Just as election watchdogs predicted, voters are running into problems with the new electronic voting machines at polling places across the nation.
Electronic optical-scan machines in Indiana's Marion County initially weren't working properly in more than 100 precincts. It was a similar story in Cleveland, where election workers had difficulty getting the voting machines to start properly. And in Pittsburgh, news stations stayed busy updating viewers on technical delays at area precincts.
One Pennsylvania resident who voted on one of the new machines discovered how sensitive they can be: "Apparently, at least on the machine I voted on, you have to touch fairly low on the line to have it register the candidate you want. If you touch the upper part of the line, it will register the candidate above. I had this happen for a choice I made, and had to go back and change it. As I was leaving the polling place, I heard the local talk radio station. Just then a caller was reporting the very same experience happening to him."
Widespread technical problems this morning at polling places in Delaware County, Ind., resulted in a judge ordering that polls remain open until 8:40 p.m. Programming glitches in Lebanon County, Pa., have also resulted in extended poll hours. For the later county, some voters had to cast paper ballots until the problems were resolved.

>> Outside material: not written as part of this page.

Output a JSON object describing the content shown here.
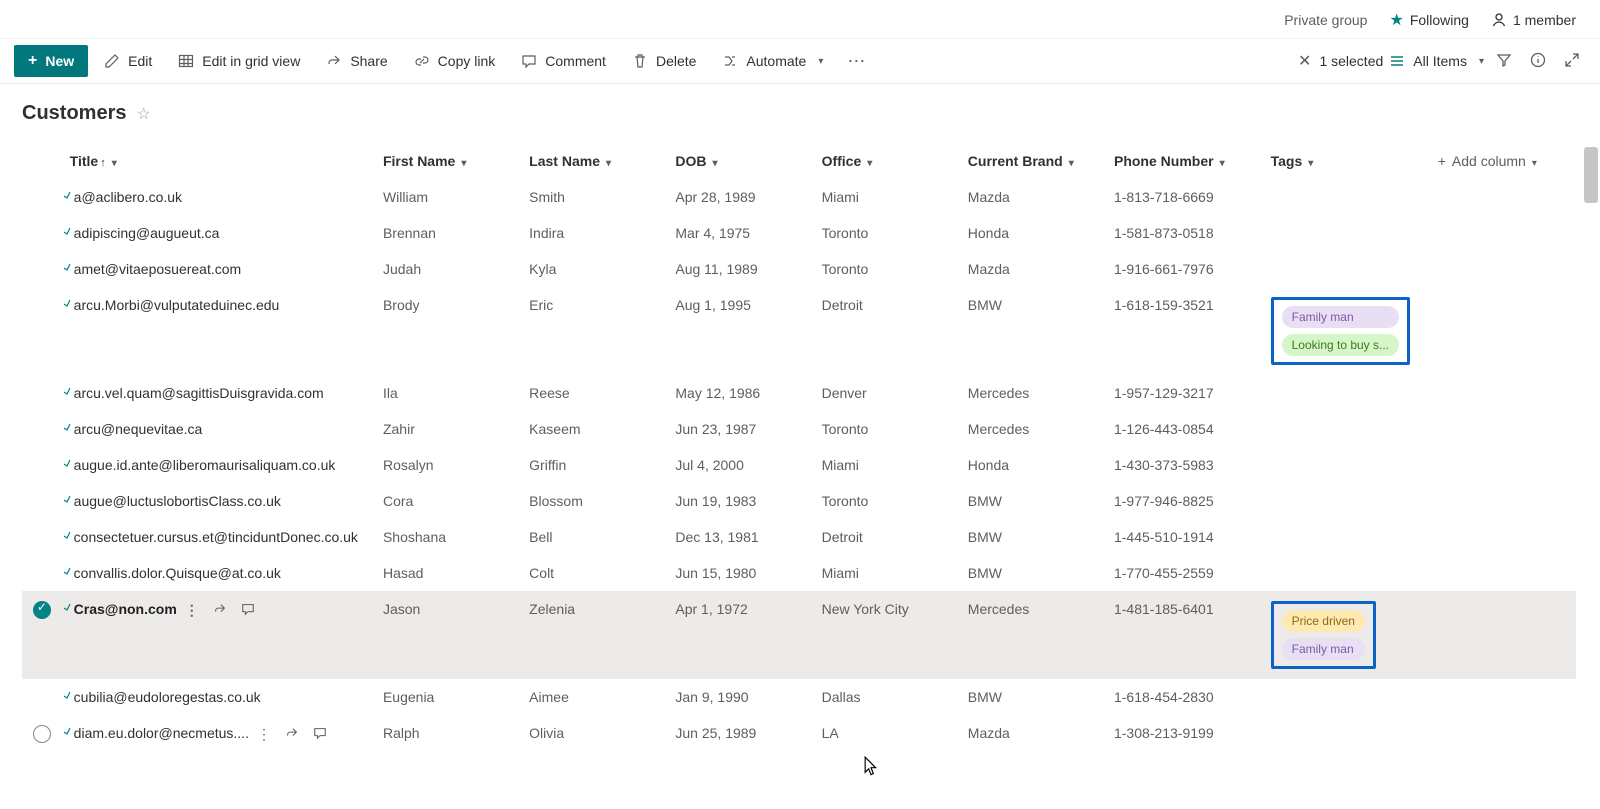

In Denver, however, a judge turned down Democrats' request to keep polls open two hours longer after voting was delayed for up to three hours due to computer malfunctions and long-lines. Democrats in Tennessee were still waiting to learn whether a judge will extend polling hours in some precincts due to insufficient and malfunctioning voting machines, long lines, and other delays.
A third of all Americans were predicted to vote today on the new electronic machines. Despite the reported problems, voting equipment companies told the Associated Press they hadn't seen anything beyond the norm and blamed most of the problems on human error.
"Any time there's more exposure to equipment, there are questions about setting up the equipment and things like that," Ken Fields, a spokesman for Election Systems & Software Inc., told the Associated Press. "Overall, things are going very well."
And at polling places where machines were operating properly, many voters said they liked the new system, including a California resident who said it was, "Fast, easy, and it left a paper trail."